​Load balancing explained for beginners

Knowing about load balancing is important for everybody. We all want the same: to have lots of traffic on our website! But managing such workloads is a hard challenge. If we are not prepared, our dream high traffic could suffocate our server and shut down the business. Tragic!

What is load balancing?

Ok, load balancing explained for beginners should be like this.

It is a traffic distribution method that divides the workload among the available resources supporting an application. For example, think about a website receiving millions of user requests from different spots in the world. Now, imagine the work it requires to process all of them quickly to send back the exact image, video, or text requested by every user.

Such a website has many servers to execute this hard but crucial task. The problem is that even the number of servers can be enough to do the job without a load balancer, some servers could be overworking while others could be working at their minimum capacity. As a result, some servers can get sluggish or crash due to the overload. This will cost you on different fronts. Fixing servers, money loss during the downtime, angry customers, and a bad reputation.

Placing a load balancer between the users and your servers will make the process very efficient and prevent problems. It will balance the workload among all the available servers to guarantee all resources are equally used.

Technology types of load balancing

There are two technology types of load balancing, hardware and software.

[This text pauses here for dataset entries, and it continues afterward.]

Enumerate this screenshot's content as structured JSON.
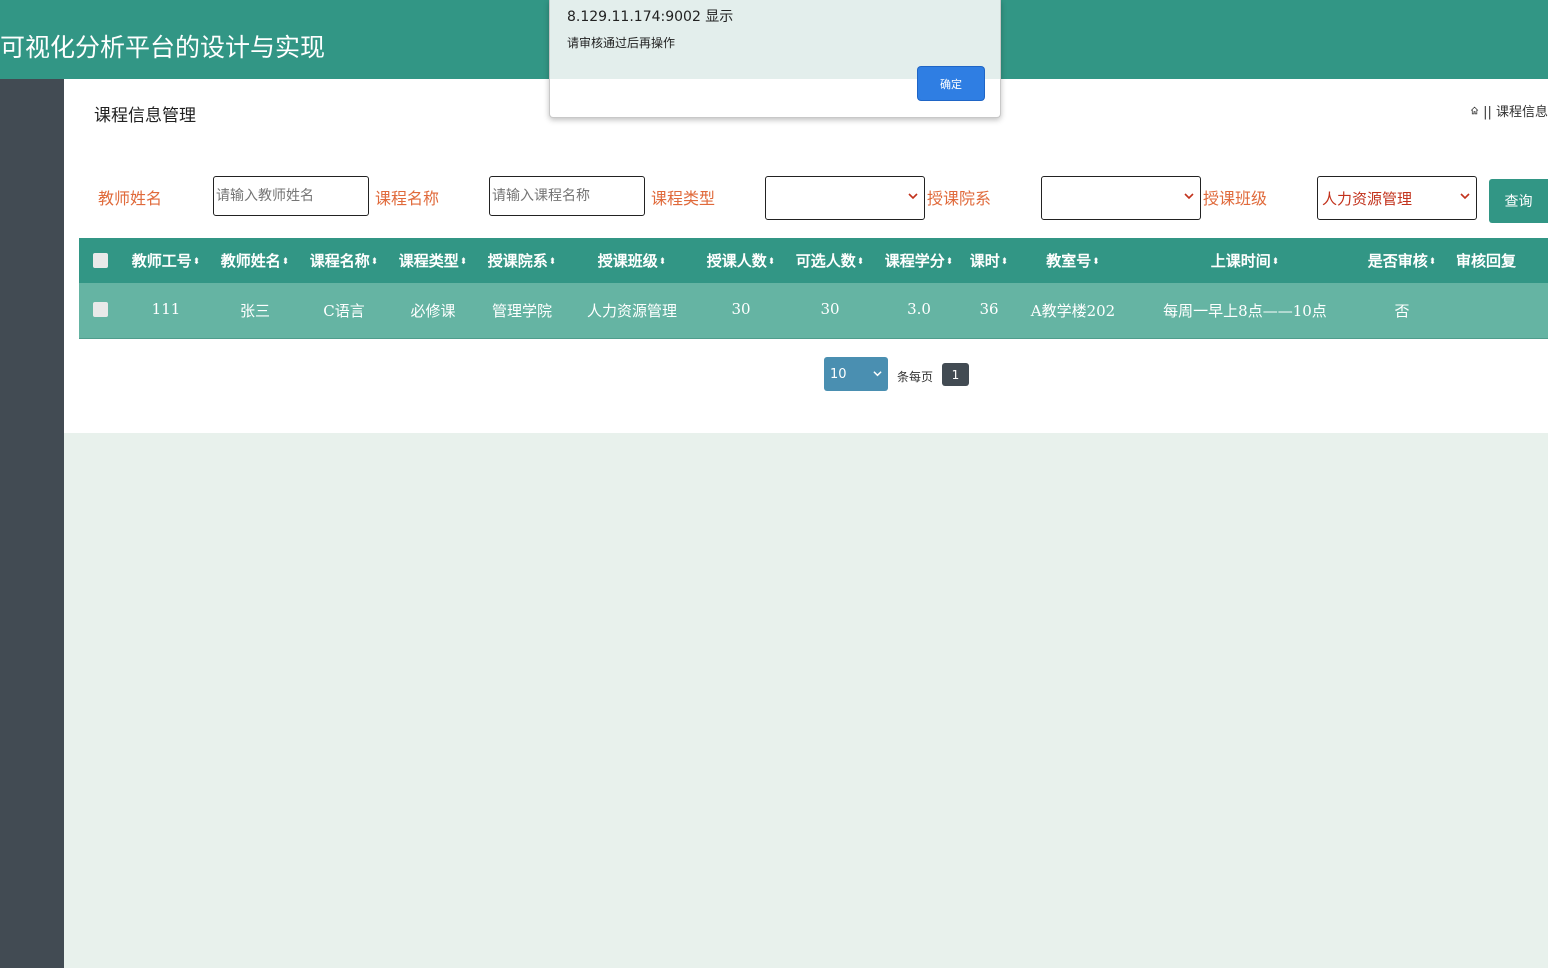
{
  "header": {
    "title": "可视化分析平台的设计与实现"
  },
  "page": {
    "title": "课程信息管理",
    "breadcrumb": "|| 课程信息"
  },
  "search": {
    "teacher_label": "教师姓名",
    "teacher_placeholder": "请输入教师姓名",
    "course_label": "课程名称",
    "course_placeholder": "请输入课程名称",
    "type_label": "课程类型",
    "type_value": "",
    "dept_label": "授课院系",
    "dept_value": "",
    "class_label": "授课班级",
    "class_value": "人力资源管理",
    "query_button": "查询"
  },
  "table": {
    "columns": [
      "教师工号",
      "教师姓名",
      "课程名称",
      "课程类型",
      "授课院系",
      "授课班级",
      "授课人数",
      "可选人数",
      "课程学分",
      "课时",
      "教室号",
      "上课时间",
      "是否审核",
      "审核回复"
    ],
    "rows": [
      [
        "111",
        "张三",
        "C语言",
        "必修课",
        "管理学院",
        "人力资源管理",
        "30",
        "30",
        "3.0",
        "36",
        "A教学楼202",
        "每周一早上8点——10点",
        "否",
        ""
      ]
    ]
  },
  "pagination": {
    "page_size": "10",
    "per_page_text": "条每页",
    "current_page": "1"
  },
  "dialog": {
    "origin": "8.129.11.174:9002 显示",
    "message": "请审核通过后再操作",
    "ok_button": "确定"
  },
  "colors": {
    "primary": "#329685",
    "sidebar": "#424b53",
    "row": "#65b4a3",
    "label": "#e06a3b",
    "dialog_button": "#2f7ee3"
  }
}
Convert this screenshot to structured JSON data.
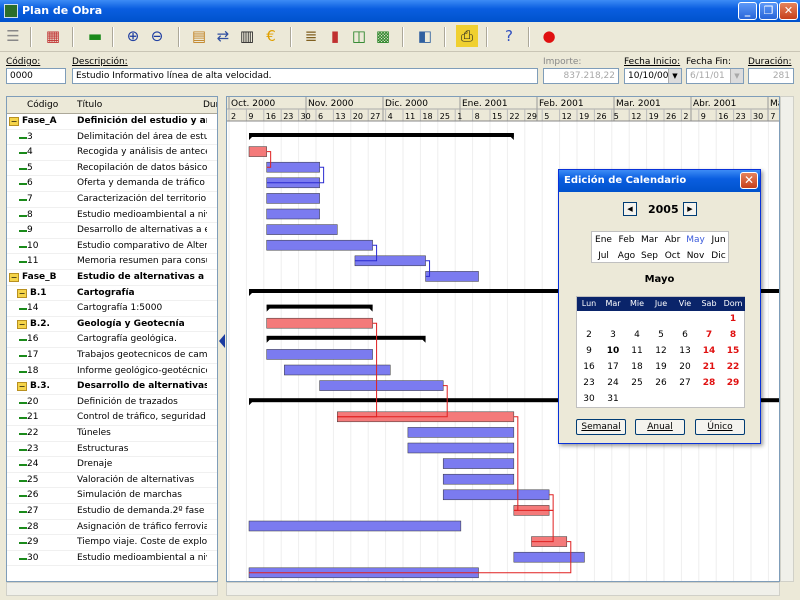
{
  "window": {
    "title": "Plan de Obra"
  },
  "fields": {
    "codigo_label": "Código:",
    "codigo_value": "0000",
    "descripcion_label": "Descripción:",
    "descripcion_value": "Estudio Informativo línea de alta velocidad.",
    "importe_label": "Importe:",
    "importe_value": "837.218,22",
    "inicio_label": "Fecha Inicio:",
    "inicio_value": "10/10/00",
    "fin_label": "Fecha Fin:",
    "fin_value": "6/11/01",
    "duracion_label": "Duración:",
    "duracion_value": "281"
  },
  "grid": {
    "headers": {
      "codigo": "Código",
      "titulo": "Título",
      "dur": "Dur"
    },
    "rows": [
      {
        "code": "Fase_A",
        "title": "Definición del estudio y anal",
        "type": "folder",
        "indent": 0
      },
      {
        "code": "3",
        "title": "Delimitación del área de estudio",
        "type": "task",
        "indent": 0
      },
      {
        "code": "4",
        "title": "Recogida y análisis de anteceden",
        "type": "task",
        "indent": 0
      },
      {
        "code": "5",
        "title": "Recopilación de datos básicos (ca",
        "type": "task",
        "indent": 0
      },
      {
        "code": "6",
        "title": "Oferta y demanda de tráfico ferro",
        "type": "task",
        "indent": 0
      },
      {
        "code": "7",
        "title": "Caracterización del territorio",
        "type": "task",
        "indent": 0
      },
      {
        "code": "8",
        "title": "Estudio medioambiental a nivel zo",
        "type": "task",
        "indent": 0
      },
      {
        "code": "9",
        "title": "Desarrollo de alternativas a escala",
        "type": "task",
        "indent": 0
      },
      {
        "code": "10",
        "title": "Estudio comparativo de Alternatr",
        "type": "task",
        "indent": 0
      },
      {
        "code": "11",
        "title": "Memoria resumen para consultas",
        "type": "task",
        "indent": 0
      },
      {
        "code": "Fase_B",
        "title": "Estudio de alternativas a Es",
        "type": "folder",
        "indent": 0
      },
      {
        "code": "B.1",
        "title": "Cartografía",
        "type": "folder",
        "indent": 1
      },
      {
        "code": "14",
        "title": "Cartografía  1:5000",
        "type": "task",
        "indent": 1
      },
      {
        "code": "B.2.",
        "title": "Geología y Geotecnía",
        "type": "folder",
        "indent": 1
      },
      {
        "code": "16",
        "title": "Cartografía geológica.",
        "type": "task",
        "indent": 1
      },
      {
        "code": "17",
        "title": "Trabajos geotecnicos de campo",
        "type": "task",
        "indent": 1
      },
      {
        "code": "18",
        "title": "Informe geológico-geotécnico.1º",
        "type": "task",
        "indent": 1
      },
      {
        "code": "B.3.",
        "title": "Desarrollo de alternativas a",
        "type": "folder",
        "indent": 1
      },
      {
        "code": "20",
        "title": "Definición de trazados",
        "type": "task",
        "indent": 1
      },
      {
        "code": "21",
        "title": "Control de tráfico, seguridad y co",
        "type": "task",
        "indent": 1
      },
      {
        "code": "22",
        "title": "Túneles",
        "type": "task",
        "indent": 1
      },
      {
        "code": "23",
        "title": "Estructuras",
        "type": "task",
        "indent": 1
      },
      {
        "code": "24",
        "title": "Drenaje",
        "type": "task",
        "indent": 1
      },
      {
        "code": "25",
        "title": "Valoración de alternativas",
        "type": "task",
        "indent": 1
      },
      {
        "code": "26",
        "title": "Simulación de marchas",
        "type": "task",
        "indent": 1
      },
      {
        "code": "27",
        "title": "Estudio de demanda.2º fase",
        "type": "task",
        "indent": 1
      },
      {
        "code": "28",
        "title": "Asignación de tráfico ferroviario a",
        "type": "task",
        "indent": 1
      },
      {
        "code": "29",
        "title": "Tiempo viaje. Coste de explotacio",
        "type": "task",
        "indent": 1
      },
      {
        "code": "30",
        "title": "Estudio medioambiental a nivel de",
        "type": "task",
        "indent": 1
      }
    ]
  },
  "gantt": {
    "months": [
      "Oct. 2000",
      "Nov. 2000",
      "Dic. 2000",
      "Ene. 2001",
      "Feb. 2001",
      "Mar. 2001",
      "Abr. 2001",
      "May. 2"
    ],
    "days": [
      "2",
      "9",
      "16",
      "23",
      "30",
      "6",
      "13",
      "20",
      "27",
      "4",
      "11",
      "18",
      "25",
      "1",
      "8",
      "15",
      "22",
      "29",
      "5",
      "12",
      "19",
      "26",
      "5",
      "12",
      "19",
      "26",
      "2",
      "9",
      "16",
      "23",
      "30",
      "7"
    ],
    "colors": {
      "task": "#7b7bf0",
      "critical": "#f47a7a",
      "summary": "#000000",
      "link": "#2b2bd0",
      "critical_link": "#e02020"
    },
    "bars": [
      {
        "row": 0,
        "start": 0,
        "end": 45,
        "kind": "summary"
      },
      {
        "row": 1,
        "start": 0,
        "end": 3,
        "kind": "critical"
      },
      {
        "row": 2,
        "start": 3,
        "end": 12,
        "kind": "task"
      },
      {
        "row": 3,
        "start": 3,
        "end": 12,
        "kind": "task"
      },
      {
        "row": 4,
        "start": 3,
        "end": 12,
        "kind": "task"
      },
      {
        "row": 5,
        "start": 3,
        "end": 12,
        "kind": "task"
      },
      {
        "row": 6,
        "start": 3,
        "end": 15,
        "kind": "task"
      },
      {
        "row": 7,
        "start": 3,
        "end": 21,
        "kind": "task"
      },
      {
        "row": 8,
        "start": 18,
        "end": 30,
        "kind": "task"
      },
      {
        "row": 9,
        "start": 30,
        "end": 39,
        "kind": "task"
      },
      {
        "row": 10,
        "start": 0,
        "end": 100,
        "kind": "summary"
      },
      {
        "row": 11,
        "start": 3,
        "end": 21,
        "kind": "summary"
      },
      {
        "row": 12,
        "start": 3,
        "end": 21,
        "kind": "critical"
      },
      {
        "row": 13,
        "start": 3,
        "end": 30,
        "kind": "summary"
      },
      {
        "row": 14,
        "start": 3,
        "end": 21,
        "kind": "task"
      },
      {
        "row": 15,
        "start": 6,
        "end": 24,
        "kind": "task"
      },
      {
        "row": 16,
        "start": 12,
        "end": 33,
        "kind": "task"
      },
      {
        "row": 17,
        "start": 0,
        "end": 100,
        "kind": "summary"
      },
      {
        "row": 18,
        "start": 15,
        "end": 45,
        "kind": "critical"
      },
      {
        "row": 19,
        "start": 27,
        "end": 45,
        "kind": "task"
      },
      {
        "row": 20,
        "start": 27,
        "end": 45,
        "kind": "task"
      },
      {
        "row": 21,
        "start": 33,
        "end": 45,
        "kind": "task"
      },
      {
        "row": 22,
        "start": 33,
        "end": 45,
        "kind": "task"
      },
      {
        "row": 23,
        "start": 33,
        "end": 51,
        "kind": "task"
      },
      {
        "row": 24,
        "start": 45,
        "end": 51,
        "kind": "critical"
      },
      {
        "row": 25,
        "start": 0,
        "end": 36,
        "kind": "task"
      },
      {
        "row": 26,
        "start": 48,
        "end": 54,
        "kind": "critical"
      },
      {
        "row": 27,
        "start": 45,
        "end": 57,
        "kind": "task"
      },
      {
        "row": 28,
        "start": 0,
        "end": 39,
        "kind": "task"
      }
    ]
  },
  "dialog": {
    "title": "Edición de Calendario",
    "year": "2005",
    "months": [
      "Ene",
      "Feb",
      "Mar",
      "Abr",
      "May",
      "Jun",
      "Jul",
      "Ago",
      "Sep",
      "Oct",
      "Nov",
      "Dic"
    ],
    "selected_month": "May",
    "month_name": "Mayo",
    "weekdays": [
      "Lun",
      "Mar",
      "Mie",
      "Jue",
      "Vie",
      "Sab",
      "Dom"
    ],
    "weeks": [
      [
        "",
        "",
        "",
        "",
        "",
        "",
        "1"
      ],
      [
        "2",
        "3",
        "4",
        "5",
        "6",
        "7",
        "8"
      ],
      [
        "9",
        "10",
        "11",
        "12",
        "13",
        "14",
        "15"
      ],
      [
        "16",
        "17",
        "18",
        "19",
        "20",
        "21",
        "22"
      ],
      [
        "23",
        "24",
        "25",
        "26",
        "27",
        "28",
        "29"
      ],
      [
        "30",
        "31",
        "",
        "",
        "",
        "",
        ""
      ]
    ],
    "buttons": {
      "semanal": "Semanal",
      "anual": "Anual",
      "unico": "Único"
    }
  }
}
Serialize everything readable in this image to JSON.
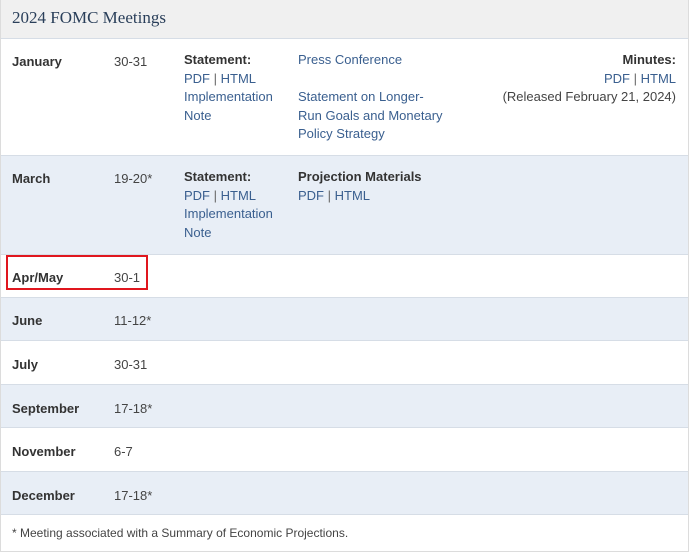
{
  "header": {
    "title": "2024 FOMC Meetings"
  },
  "meetings": [
    {
      "month": "January",
      "dates": "30-31"
    },
    {
      "month": "March",
      "dates": "19-20*"
    },
    {
      "month": "Apr/May",
      "dates": "30-1"
    },
    {
      "month": "June",
      "dates": "11-12*"
    },
    {
      "month": "July",
      "dates": "30-31"
    },
    {
      "month": "September",
      "dates": "17-18*"
    },
    {
      "month": "November",
      "dates": "6-7"
    },
    {
      "month": "December",
      "dates": "17-18*"
    }
  ],
  "january": {
    "statement_label": "Statement:",
    "pdf": "PDF",
    "sep": "|",
    "html": "HTML",
    "impl_line1": "Implementation",
    "impl_line2": "Note",
    "press_conference": "Press Conference",
    "longrun_line1": "Statement on Longer-",
    "longrun_line2": "Run Goals and Monetary",
    "longrun_line3": "Policy Strategy",
    "minutes_label": "Minutes:",
    "minutes_pdf": "PDF",
    "minutes_html": "HTML",
    "minutes_released": "(Released February 21, 2024)"
  },
  "march": {
    "statement_label": "Statement:",
    "pdf": "PDF",
    "sep": "|",
    "html": "HTML",
    "impl_line1": "Implementation",
    "impl_line2": "Note",
    "projection_label": "Projection Materials",
    "projection_pdf": "PDF",
    "projection_html": "HTML"
  },
  "footnote": "* Meeting associated with a Summary of Economic Projections.",
  "colors": {
    "highlight": "#e0161e",
    "alt_row": "#e8eef6",
    "link": "#3a5f8f"
  }
}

Hardware-based load balancer.

It is a machine to process and redirect traffic to multiple servers. This load balancer can live in a data center. Virtualization can be used to generate multiple virtual load balancers to work for your business, and all of them can be centrally controlled.

Pros.

  • It is a secure and reliable choice.
  • You have full control and responsibility over it.

Cons.

  • It requires investment in equipment, configuration, and regular maintenance.
  • To use it at its complete capacity is not recommended. If there is a situation of sudden high traffic (traffic spike) and it grows higher than the machine’s capacity, your business performance will be affected. In a bad scenario, users will be hit too by slow service, for instance. If you manage to add another load balancer on time, this doesn’t have to happen.

Software-based load balancer

It is an application that has all the necessary functions to execute the balanced distribution of work. You can either set it up directly on your server or access it through a third-party service.

Pros. 

  • Flexibility. A software load balancer can be scaled up or down easily.
  • It is more compatible with cloud computing environments.
  • It is less expensive than purchasing and setting up a hardware load balancer.

Con. 

  • It doesn’t deliver the top-performance hardware-based load balancer can.
  • If the server on which it works stops working, the load balancer stops too. 

Recommended article: Fundamental details about Anycast DNS

Conclusion

Having high traffic doesn’t have to be a tragedy. Your story can be happy and successful if you use load balancing.